アルバム・タイトル「IT JUST HAPPENS THAT WAY」はミンディが好きなサックス・プレイヤー、キャノンボール・アダレイのライヴ・アルバム(1962年)でのスピーチからとられている。
“カッコ良さとは心のあり様ではない。それは生活の真実からくるものだ。カッコ良さとは自分で決めることではない。それは自然に滲み出てくるものだ。”そんな意味が込められたミンディのアルバム・タイトルは、彼女のこれまでの音楽生活が大きな比重を占めていることを表している。

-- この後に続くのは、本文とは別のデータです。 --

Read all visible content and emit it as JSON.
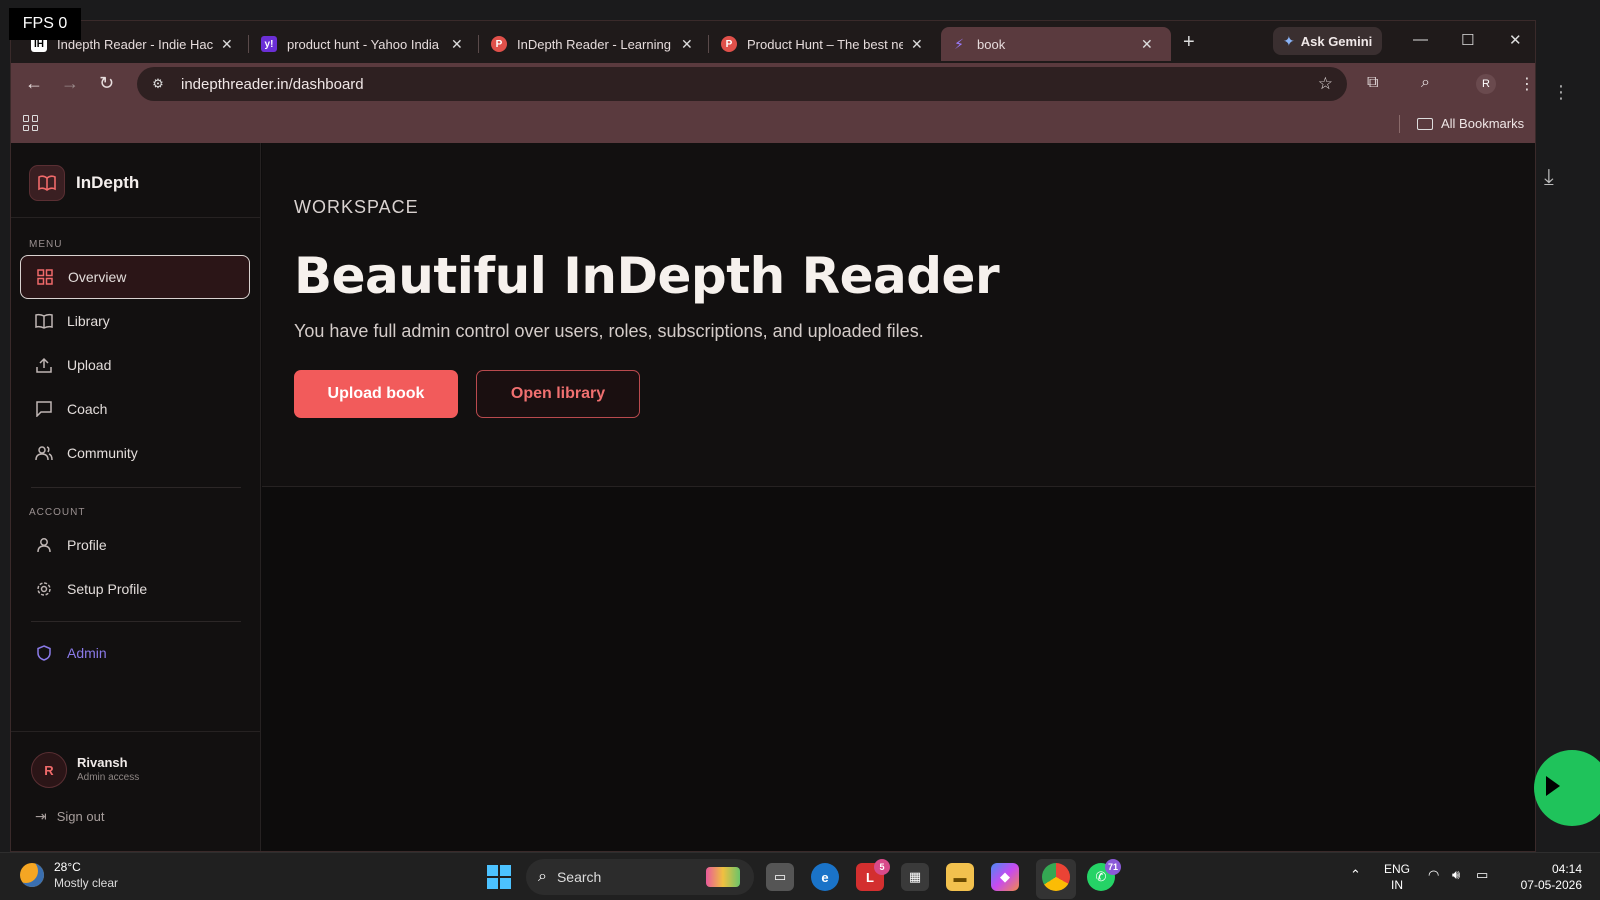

デビュー・アルバムには、リッキー・ピーターソン(kyd)、マーク・アントワン、ジェフ・ゴルブ、マイケル・ランドウ(g)、レニー・カストロ(perc)、スティーヴ・フェローン(ds)など一流ミュージシャンが参加している。あとプロデューサーのマシューの関係からか、デュラン・デュランのジョン・テイラー(b)がゲスト・ヴォーカリストとして参加しているのも面白い。
ミンディはアルト・サックス、ソプラノ・サックスをうまく使い分け、5歳からはじめたキーボードもプレイ、ハイスクール時代からのパーカッションにも興味を持っている。そして、ビックリするのがヴォーカリストとしての力量だ。〈Save Tonight〉でのヴォーカルはあのシェリル・クロウ(vo)を彷彿とさせる。
アメリカでは“インストゥルメンタル・スムース・ポップ・フュージョン”のニュー・スターとして人気上昇中のミンディ。日本でも彼女のサックス・パワーが多くのファンを生むにちがいない。